After this we will head for Zacatecas, spend a couple of nights there, look for the “Phil Collins Jesus”, (I’ll post a picture here if we find him), then a night in Nuevo Laredo for our traditional great dinner before crossing the border early in the morning. The bridge traffic can be brutal if you don’t plan it out.
*** UPDATE ***
The drive from Guadalajara was awesome. Again we took the free road through a huge grubby barrio that gave way to a massive canyon. There was a noticeable lack of guardrails along with an equally noticeable number of roadside memorials at some of the trickier curves. The single-lane drive took us to the bottom of the canyon then right back up the other side. Top speed: 35mph.
We found our hotel in Zacatecas, Hotel Santa Rita. It’s in the center of the universe for Zacatecas. No big deal but here’s something from the “Weird but True Department”. We walk in, make the necessary arrangements, when a gentleman comes from around the corner and announces, “Mr. Donnie Meals”. That was pretty strange but it ends up being Alejandro Rodriguez, a hotel guy from here that I friended on Facebook a couple of years ago. He worked at a different hotel but he wasn’t there the last few times. It was surreal.

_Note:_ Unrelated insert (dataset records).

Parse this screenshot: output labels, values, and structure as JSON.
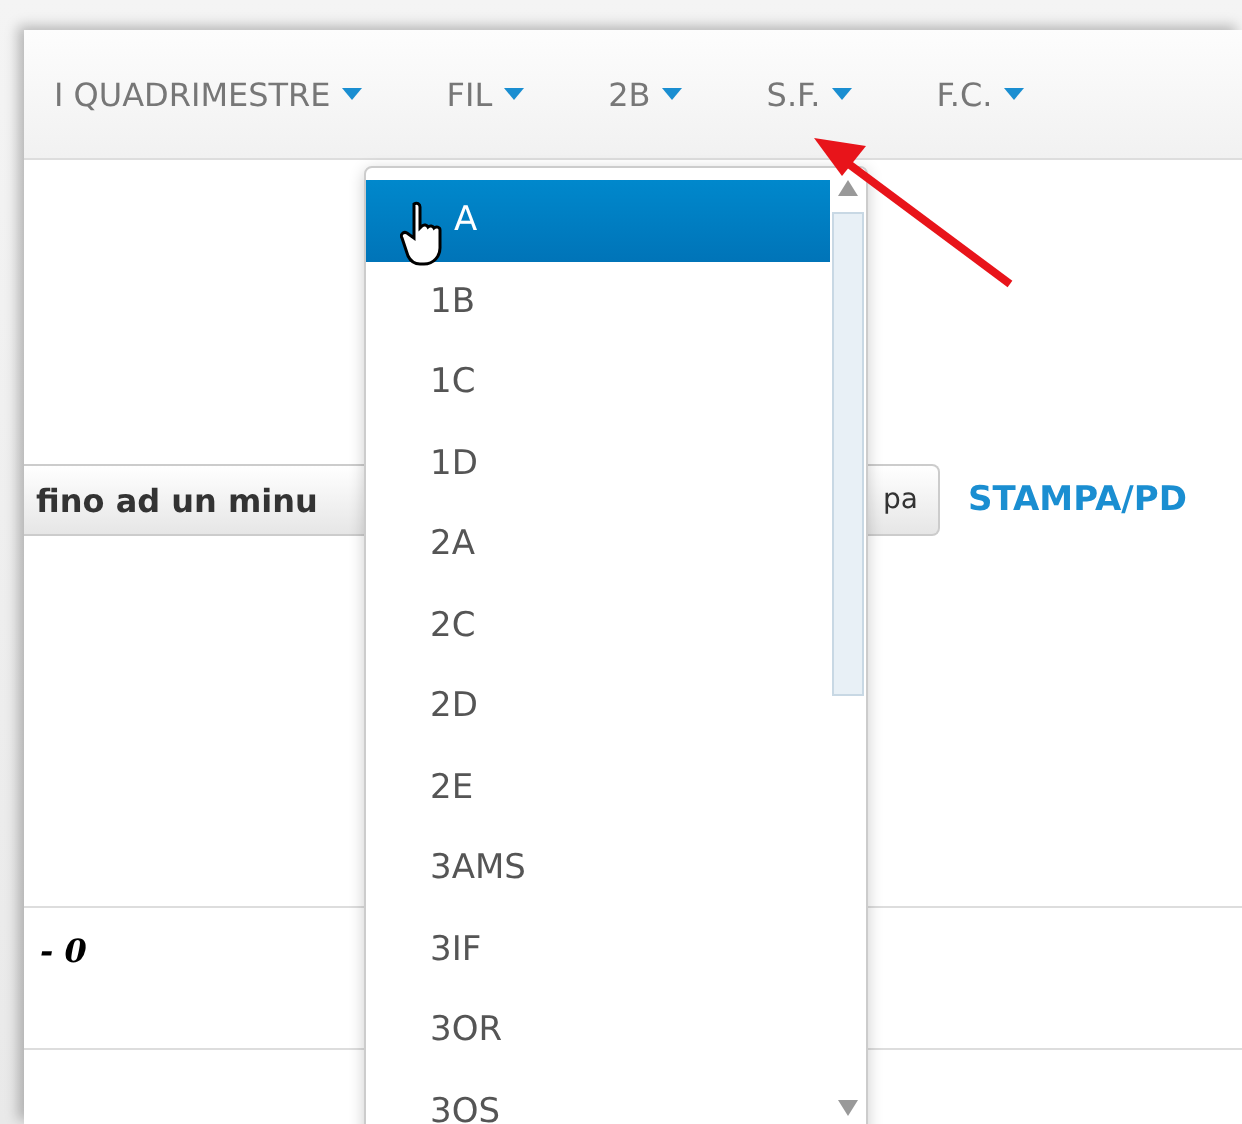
{
  "navbar": {
    "menus": [
      {
        "label": "I QUADRIMESTRE"
      },
      {
        "label": "FIL"
      },
      {
        "label": "2B"
      },
      {
        "label": "S.F."
      },
      {
        "label": "F.C."
      }
    ]
  },
  "toolbar": {
    "button_left": "fino ad un minu",
    "button_right": "pa",
    "link": "STAMPA/PD"
  },
  "table": {
    "cell": "- 0"
  },
  "dropdown": {
    "items": [
      {
        "label": "A",
        "selected": true
      },
      {
        "label": "1B",
        "selected": false
      },
      {
        "label": "1C",
        "selected": false
      },
      {
        "label": "1D",
        "selected": false
      },
      {
        "label": "2A",
        "selected": false
      },
      {
        "label": "2C",
        "selected": false
      },
      {
        "label": "2D",
        "selected": false
      },
      {
        "label": "2E",
        "selected": false
      },
      {
        "label": "3AMS",
        "selected": false
      },
      {
        "label": "3IF",
        "selected": false
      },
      {
        "label": "3OR",
        "selected": false
      },
      {
        "label": "3OS",
        "selected": false
      }
    ]
  }
}
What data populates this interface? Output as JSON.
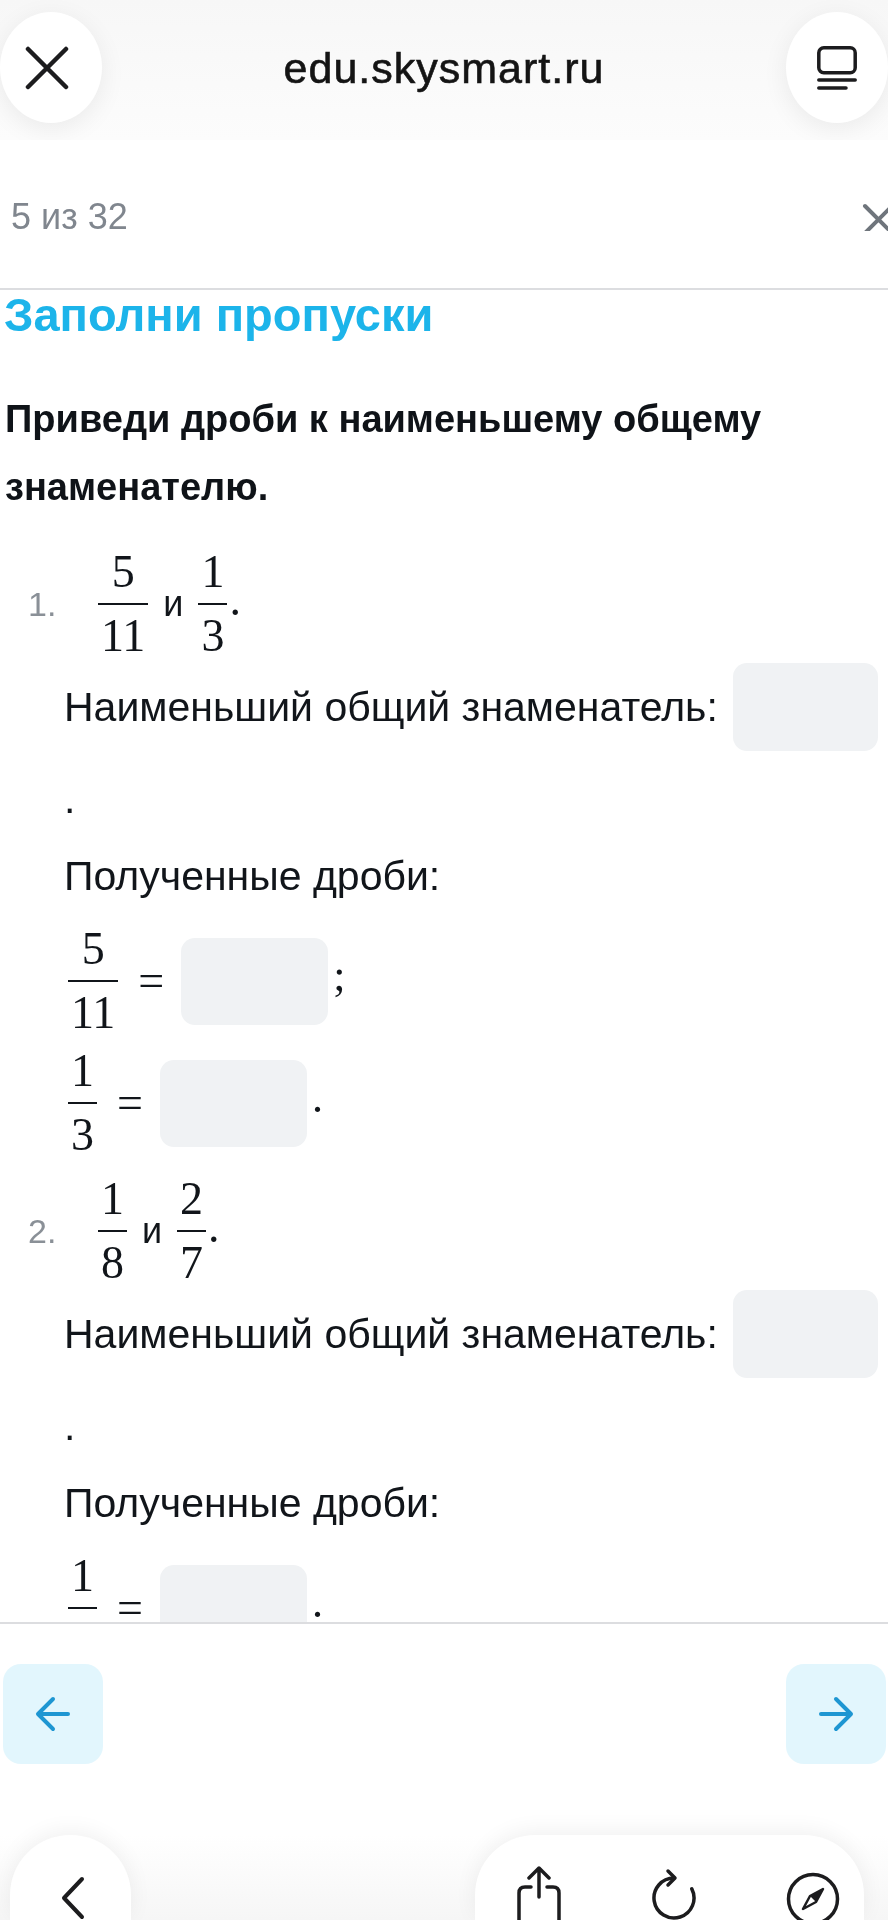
{
  "browser_bar": {
    "url": "edu.skysmart.ru"
  },
  "task_header": {
    "progress": "5 из 32"
  },
  "task": {
    "title": "Заполни пропуски",
    "instruction": "Приведи дроби к наименьшему общему знаменателю.",
    "exercises": [
      {
        "number": "1.",
        "expression": [
          {
            "kind": "fraction",
            "numerator": "5",
            "denominator": "11"
          },
          {
            "kind": "text",
            "text": "и"
          },
          {
            "kind": "fraction",
            "numerator": "1",
            "denominator": "3"
          },
          {
            "kind": "punctuation",
            "text": "."
          }
        ],
        "lcd_label": "Наименьший общий знаменатель:",
        "lcd_end": ".",
        "results_label": "Полученные дроби:",
        "results": [
          {
            "numerator": "5",
            "denominator": "11",
            "sign": "=",
            "end": ";"
          },
          {
            "numerator": "1",
            "denominator": "3",
            "sign": "=",
            "end": "."
          }
        ]
      },
      {
        "number": "2.",
        "expression": [
          {
            "kind": "fraction",
            "numerator": "1",
            "denominator": "8"
          },
          {
            "kind": "text",
            "text": "и"
          },
          {
            "kind": "fraction",
            "numerator": "2",
            "denominator": "7"
          },
          {
            "kind": "punctuation",
            "text": "."
          }
        ],
        "lcd_label": "Наименьший общий знаменатель:",
        "lcd_end": ".",
        "results_label": "Полученные дроби:",
        "results": [
          {
            "numerator": "1",
            "sign": "=",
            "end": "."
          }
        ]
      }
    ]
  }
}
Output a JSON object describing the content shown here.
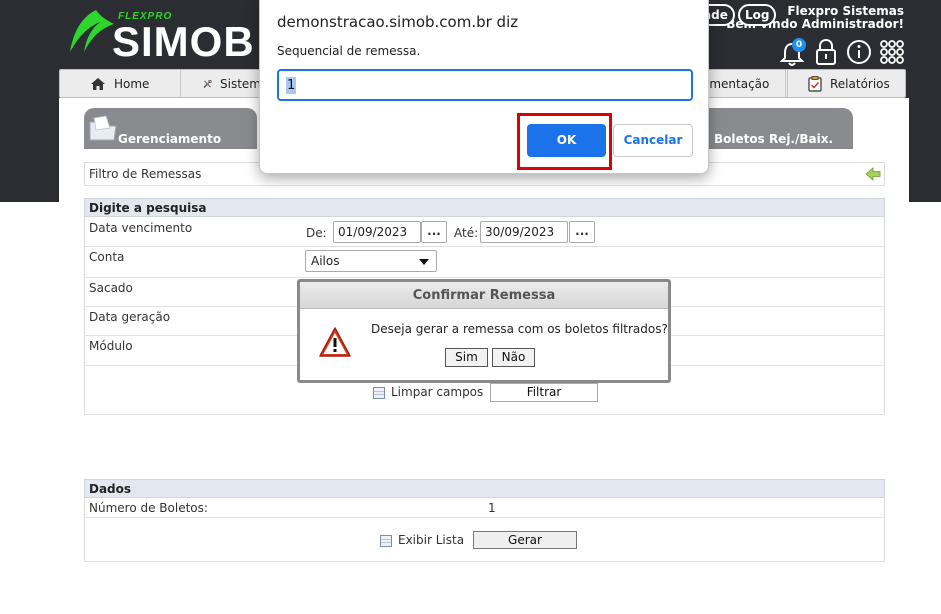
{
  "header": {
    "logo_small": "FLEXPRO",
    "logo_big": "SIMOB",
    "company": "Flexpro Sistemas",
    "welcome": "Bem vindo Administrador!",
    "pill_partial": "ade",
    "pill_log": "Log",
    "notification_count": "0"
  },
  "nav": {
    "home": "Home",
    "sistema_partial": "Sistem",
    "movimentacao_partial": "imentação",
    "relatorios": "Relatórios"
  },
  "tabs": {
    "gerenciamento": "Gerenciamento",
    "boletos_rej": "Boletos Rej./Baix."
  },
  "filtro": {
    "title": "Filtro de Remessas"
  },
  "pesquisa": {
    "section_title": "Digite a pesquisa",
    "data_vencimento_label": "Data vencimento",
    "de_label": "De:",
    "de_value": "01/09/2023",
    "ate_label": "Até:",
    "ate_value": "30/09/2023",
    "dots": "...",
    "conta_label": "Conta",
    "conta_value": "Ailos",
    "sacado_label": "Sacado",
    "data_geracao_label": "Data geração",
    "modulo_label": "Módulo",
    "limpar_label": "Limpar campos",
    "filtrar_label": "Filtrar"
  },
  "dados": {
    "section_title": "Dados",
    "numero_boletos_label": "Número de Boletos:",
    "numero_boletos_value": "1",
    "exibir_lista_label": "Exibir Lista",
    "gerar_label": "Gerar"
  },
  "confirm_dialog": {
    "title": "Confirmar Remessa",
    "message": "Deseja gerar a remessa com os boletos filtrados?",
    "yes": "Sim",
    "no": "Não"
  },
  "prompt_dialog": {
    "title": "demonstracao.simob.com.br diz",
    "message": "Sequencial de remessa.",
    "input_value": "1",
    "ok": "OK",
    "cancel": "Cancelar"
  },
  "colors": {
    "header_bg": "#2b2d33",
    "logo_green": "#2dd62d",
    "accent_blue": "#1a73e8",
    "highlight_red": "#e00000",
    "tab_gray": "#898b8f"
  }
}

The next day we went in search of the giant baby Jesus/Phil Collins doppelgänger. Click HERE for the story that lead to this search. We did our research. 35 minutes west of Zacatecas is the tiny town of Zoquite, home of La Epafanía del Señor. Recent stories show the church looking like this:
The above is a blatant abuse of journalism. That isn’t La Epafanía del Señor, nor does that church exist in Zoquite. We know because we drove down every street in Zoquite. It’s just not that big. I gave in and took a leap of faith by asking if someone knew where this church was. The leap of faith part was because I asked some Federales. The four of them put on a tough guy act and generally didn’t care to help. But then I said, “Tiene un Jesus Christo gigante”. They proceeded to bust out laughing, choked a bit on some pan dulce then proceeded to draw me a map to a location that was one block away. They could of just pointed. Here’s what it really looks like:
The statue is so big, they had to take out the glass above the doors and bring it in that way, (the part that’s covered in black plastic). The church is closed for repairs until January 6th. Bummer. Statue number two has evaded our experience.
On the way out of Zoquite there is an interesting complex of cones. We explored them for a bit in which a couple was having a traditional Chichimecas Indian wedding.
If you are reading this please know that.Sharon and I love you all. It’s gonna be a great 2020! See you soon.